The beginning was awesome, then the whole space section deliberately makes no sense so that the end can explain it all which may have been just about bearable if the space section wasn't over 2 hours long and wasn't riddled with plot-holes in its science and even the concepts it makes up, and didn't bash you over the head constantly with forced symbolism and metaphors and themes (if I hear 'Do not go gentle' one more time I will attack something). “Interstellar” starts out as season 1 of "Space: 1999" with lots of big ideas and metaphysical concepts, but ends like season two, in fact I was expecting Fred Freiberger to credited as an executive producer. Or more bluntly, this started out "Wrath of Khan" and ends like "The Final Frontier". The end did solve most of the issues the film had plot-wise, but not pace-wise; by the time it gets to the end it's already lost you and you'll probably laugh at how comically idiotic it is. It doesn't help that apart from the father-daughter duo that certainly had its moments, none of the characters have any real depth or are developed and the dialogue is so inane and boring I challenge anyone to quote to me one line that wasn't a trailer line in the entire script.
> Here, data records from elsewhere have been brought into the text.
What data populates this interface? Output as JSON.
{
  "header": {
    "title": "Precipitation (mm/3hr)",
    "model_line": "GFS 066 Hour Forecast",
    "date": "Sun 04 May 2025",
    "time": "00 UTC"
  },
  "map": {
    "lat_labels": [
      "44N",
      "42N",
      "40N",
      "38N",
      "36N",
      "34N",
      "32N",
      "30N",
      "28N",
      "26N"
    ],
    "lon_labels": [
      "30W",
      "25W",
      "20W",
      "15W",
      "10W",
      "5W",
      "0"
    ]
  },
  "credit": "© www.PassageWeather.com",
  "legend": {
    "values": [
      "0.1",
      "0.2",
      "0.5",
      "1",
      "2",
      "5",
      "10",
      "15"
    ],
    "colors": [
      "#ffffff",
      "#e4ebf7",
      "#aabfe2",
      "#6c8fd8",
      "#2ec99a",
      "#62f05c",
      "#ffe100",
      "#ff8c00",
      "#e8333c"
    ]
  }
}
I checked my watch three times during it and jumped out of my chair the second it cut to black. As for the effects, when it does go full 70mm IMAX cinematography it is one of the most stunning-looking films ever made, but in honesty the worlds are pretty bland and there isn't nearly enough time spent on them. If you stitched all the scenes the film hangs its hat on spectacle-wise together you'd probably get about 10-20 minutes max of screen-time. I watched this again when it came to Netflix to get an opinion on it. It's clearly Nolan got way too carried away with himself and it’s a shame because if this was a 1.5 hour simple space-exploration movie with some intrigue and tight dialogue and a lot more IMAX scenes it probably would have been amazing.

I wonder if there's a conflict between Nolan's desire to make emotional films about love and loss, and his love of intricate clockwork plots. Maybe emotional impact needs looser plotting, and clever puzzle plots need a cooler approach. Perhaps you have to choose between making the audience feel and making them think. For me that conflict is why it fell apart in the last reel*.

(*) yes, it was a reel, and seeing that old 35mm flicker which I've spent far too much of my life looking at in the dark did add a lot of emotional impact for me, especially as I'm fairly confident that cinemas won't exist in ten years' time.

Bottom-line: It was filled with plot holes and inconsistent science (even more so than the "The Dark Knight Rises"). Imagine McConaughey in the movie; upon finding himself inside a pocket universe of infinite bookcases, I burst into a very audible laugh and found myself unable to stop for a good few minutes (when I watched this in a movie theatre I thought someone would come and kick me out). Conceptually, I had very high hopes for this film but found completely let down with the last 15 minutes. I wouldn't say that this is a good film but I would say it it's worth watching, even if it's just for the coldly maniacal Matt Damon and the bizarre and strangely funny robots (Did you see that little alcove in the 5-dimensional bookcase? The one with some clueless monkey laughing in a darkened pit? It was me...)

NB1: a friend of mine says “Signs” is much better than this one. Nope. “Signs” is most definitely not superior to “Interstellar”!  “Signs” is a god-awful farce. The first part of it has some well-crafted tension and at least one genuine shock, but then “Shyamalamalamadingdong” farts it all away with an ending so titanically stupid it makes you wonder if he got one of his children to write the script for him. Aliens are so allergic to water it burns them like acid - and they don't wear clothes! Convenient for the humans, and somewhat daft of the aliens to visit a planet with a surface that is 70% water. Why are they naked as well? Are we supposed to believe they can travel across the stars but haven't figured out how to create a raincoat? Nothing about the ending works at all and renders the rest of film a complete nonsense.